Grover agreed with both Hight and Bachowski, but urged more caution. More donations and DNR approval were needed first. He questioned the costs and the bids received. The highest were around $50,000, Grover said. A bid by Lake Country Custom Docks was around $22,500.
Martin took issue with council members checking on the work of others.
“It is not my responsibility to go behind your back and make sure you are doing your job,” Martin said as an example. “It creates dissonance on how the council works together to get issues done.”
Hight asked if he should not bring conflicting information to Bachowski’s attention.
“Probably not in a public setting. You’re questioning his integrity now because he said he has $9,500, and you said that’s not what he has.”
Bachowski chastised the Chetek Chamber, Resort Owners’ Association and Community Club if they had backed out. “Shame on them if they have changed their mind recently and not told me,” he said. He would pull the project if that was the case.
Martin said a perfect plan that pleases everyone was not possible. “If we’re trying to find the perfect plan, it ain’t out there.”
Martin sided with Bachowski because it was backed by the survey.
Hight again said he didn’t think the dock would be built this year and figured the issue should be worked on and more money secured until then. He was concerned for his constituents, including the ones who lived next to the landing.
“Out of professional courtesy, call me, then. Don’t do it here,” Bachowski said.
Martin closed the discussion on the docks and ordinance, saying no action would be taken on it at this time.
Funding secured so far
Bachowski contacted the Alert following the meeting to say the $9,500 had been secured, including $2,000 from the Chetek Community Club, $1,500 from Xcel Energy, $2,000 from the Lions Club and $2,000 combined from the Chetek Chamber and Chetek Resort Owners Association.
The Chetek Chamber also reached out to clarify the amount the Chamber and ROA was promising was a total of $2,000, and had been from the beginning.
Bachowski remained committed to the project.
“I will not give up. Our businesses need increased foot traffic and this project can provide some!” Bachowski wrote on Monday, May 18. “It’s way too popular of an idea to give up on. Support for this project is through the roof.”
In other business
• Jim Metcalf, with the Chetek Community Club, spoke during public comments about the new trees at Phillips Park.
He was concerned that the placement of new saplings would interfere with large events community organizations hold at the park. The community club hosts the ever-popular Brew & Rib Fest and the Chetek Chamber puts up kids inflatables during Liberty Fest in the park.
Metcalf urged the council to work more closely with community organizations going forward.

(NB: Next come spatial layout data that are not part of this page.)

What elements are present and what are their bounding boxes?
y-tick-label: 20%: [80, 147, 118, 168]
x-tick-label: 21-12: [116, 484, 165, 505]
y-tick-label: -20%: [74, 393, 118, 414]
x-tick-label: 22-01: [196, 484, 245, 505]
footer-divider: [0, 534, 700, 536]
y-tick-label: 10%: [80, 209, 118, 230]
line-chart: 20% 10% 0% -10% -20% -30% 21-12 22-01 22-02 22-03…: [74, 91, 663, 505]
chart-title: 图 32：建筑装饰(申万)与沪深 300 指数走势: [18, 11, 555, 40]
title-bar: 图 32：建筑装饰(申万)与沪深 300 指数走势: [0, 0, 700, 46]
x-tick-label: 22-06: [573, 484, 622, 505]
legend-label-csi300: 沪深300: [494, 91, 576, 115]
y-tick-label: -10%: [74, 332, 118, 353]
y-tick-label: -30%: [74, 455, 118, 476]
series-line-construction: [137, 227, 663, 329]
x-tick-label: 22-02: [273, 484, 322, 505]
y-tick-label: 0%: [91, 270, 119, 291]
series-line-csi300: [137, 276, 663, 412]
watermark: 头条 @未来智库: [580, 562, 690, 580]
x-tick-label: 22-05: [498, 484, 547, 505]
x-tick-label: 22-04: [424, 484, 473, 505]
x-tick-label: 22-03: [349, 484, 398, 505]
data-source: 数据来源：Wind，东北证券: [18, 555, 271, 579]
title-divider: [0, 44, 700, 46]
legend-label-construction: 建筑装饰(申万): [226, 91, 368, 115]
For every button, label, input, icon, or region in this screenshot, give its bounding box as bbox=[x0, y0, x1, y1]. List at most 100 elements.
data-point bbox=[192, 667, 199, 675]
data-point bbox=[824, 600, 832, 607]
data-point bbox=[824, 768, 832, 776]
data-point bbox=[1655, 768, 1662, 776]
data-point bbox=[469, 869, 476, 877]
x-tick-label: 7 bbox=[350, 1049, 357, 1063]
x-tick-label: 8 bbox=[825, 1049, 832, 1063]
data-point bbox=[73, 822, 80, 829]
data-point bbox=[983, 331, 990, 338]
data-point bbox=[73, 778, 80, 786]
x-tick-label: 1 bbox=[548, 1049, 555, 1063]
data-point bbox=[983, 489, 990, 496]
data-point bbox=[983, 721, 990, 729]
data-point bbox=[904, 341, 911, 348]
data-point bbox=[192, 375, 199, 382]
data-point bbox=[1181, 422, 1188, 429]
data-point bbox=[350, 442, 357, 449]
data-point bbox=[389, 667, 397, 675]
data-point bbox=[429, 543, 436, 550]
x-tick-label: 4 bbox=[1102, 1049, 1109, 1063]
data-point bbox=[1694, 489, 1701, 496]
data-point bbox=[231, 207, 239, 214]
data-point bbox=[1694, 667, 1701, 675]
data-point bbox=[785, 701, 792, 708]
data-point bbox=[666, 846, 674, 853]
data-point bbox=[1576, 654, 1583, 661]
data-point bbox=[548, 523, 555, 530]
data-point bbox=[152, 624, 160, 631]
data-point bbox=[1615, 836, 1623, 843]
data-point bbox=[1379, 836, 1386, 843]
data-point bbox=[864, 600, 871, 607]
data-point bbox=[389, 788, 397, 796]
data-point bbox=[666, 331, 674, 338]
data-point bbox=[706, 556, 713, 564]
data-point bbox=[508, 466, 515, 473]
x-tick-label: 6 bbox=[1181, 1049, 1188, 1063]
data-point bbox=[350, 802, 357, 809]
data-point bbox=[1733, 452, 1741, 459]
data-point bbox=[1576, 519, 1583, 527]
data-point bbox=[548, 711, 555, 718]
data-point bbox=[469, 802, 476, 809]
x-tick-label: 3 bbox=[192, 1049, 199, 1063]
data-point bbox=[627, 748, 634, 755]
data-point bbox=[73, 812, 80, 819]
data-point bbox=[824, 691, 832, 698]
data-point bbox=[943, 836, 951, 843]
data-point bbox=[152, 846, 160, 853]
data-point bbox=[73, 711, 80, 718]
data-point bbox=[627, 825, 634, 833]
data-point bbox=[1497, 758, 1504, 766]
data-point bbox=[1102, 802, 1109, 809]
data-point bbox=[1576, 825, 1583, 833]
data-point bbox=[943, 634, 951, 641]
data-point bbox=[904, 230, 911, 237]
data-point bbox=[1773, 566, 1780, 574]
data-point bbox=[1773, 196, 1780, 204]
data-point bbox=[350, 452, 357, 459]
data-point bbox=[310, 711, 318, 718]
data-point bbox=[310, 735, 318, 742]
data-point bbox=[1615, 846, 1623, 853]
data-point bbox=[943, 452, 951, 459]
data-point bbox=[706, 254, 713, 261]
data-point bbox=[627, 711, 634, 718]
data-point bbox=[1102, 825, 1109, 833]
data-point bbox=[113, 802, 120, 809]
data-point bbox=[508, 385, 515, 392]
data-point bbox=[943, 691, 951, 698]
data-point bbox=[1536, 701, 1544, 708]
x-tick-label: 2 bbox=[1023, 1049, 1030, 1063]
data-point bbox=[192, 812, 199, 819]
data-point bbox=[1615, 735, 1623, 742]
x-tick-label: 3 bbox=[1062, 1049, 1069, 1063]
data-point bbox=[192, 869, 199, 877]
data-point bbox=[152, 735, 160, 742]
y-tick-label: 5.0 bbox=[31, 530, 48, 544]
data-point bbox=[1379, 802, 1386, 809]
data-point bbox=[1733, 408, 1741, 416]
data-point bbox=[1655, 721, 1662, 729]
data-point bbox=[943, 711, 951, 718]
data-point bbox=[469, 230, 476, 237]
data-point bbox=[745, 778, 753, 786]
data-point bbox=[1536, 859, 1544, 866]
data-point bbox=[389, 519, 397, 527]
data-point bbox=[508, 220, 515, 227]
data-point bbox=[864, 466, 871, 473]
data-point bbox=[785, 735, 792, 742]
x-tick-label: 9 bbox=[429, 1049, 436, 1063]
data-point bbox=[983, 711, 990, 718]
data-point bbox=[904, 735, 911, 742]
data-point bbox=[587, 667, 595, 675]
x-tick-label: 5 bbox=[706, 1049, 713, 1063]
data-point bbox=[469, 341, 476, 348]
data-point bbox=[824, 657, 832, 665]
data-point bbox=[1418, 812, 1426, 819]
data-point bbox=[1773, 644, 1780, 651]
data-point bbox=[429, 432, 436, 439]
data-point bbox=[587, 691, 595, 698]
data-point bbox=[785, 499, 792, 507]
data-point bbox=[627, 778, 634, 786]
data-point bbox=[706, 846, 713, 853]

All streets (including the Long Bridge and county roads) in Chetek city limits are now open to ATVs and UTVs after approval by the council. Police Chief Ron Ambrozaitis said he brought this up several months ago and the local ATV club and Chetek Chamber is in support of it.
Some city ordinances will need to be changed, Ambrozaitis said. ATV signs will be paid for and put up by the Chetek ATV Cruzers Club, the ATV speed limit should be raised from 10 mph to 25 mph, and drivers should be at least 16 and have a driver’s license, and hours of operation will be set, Ambrozaitis said.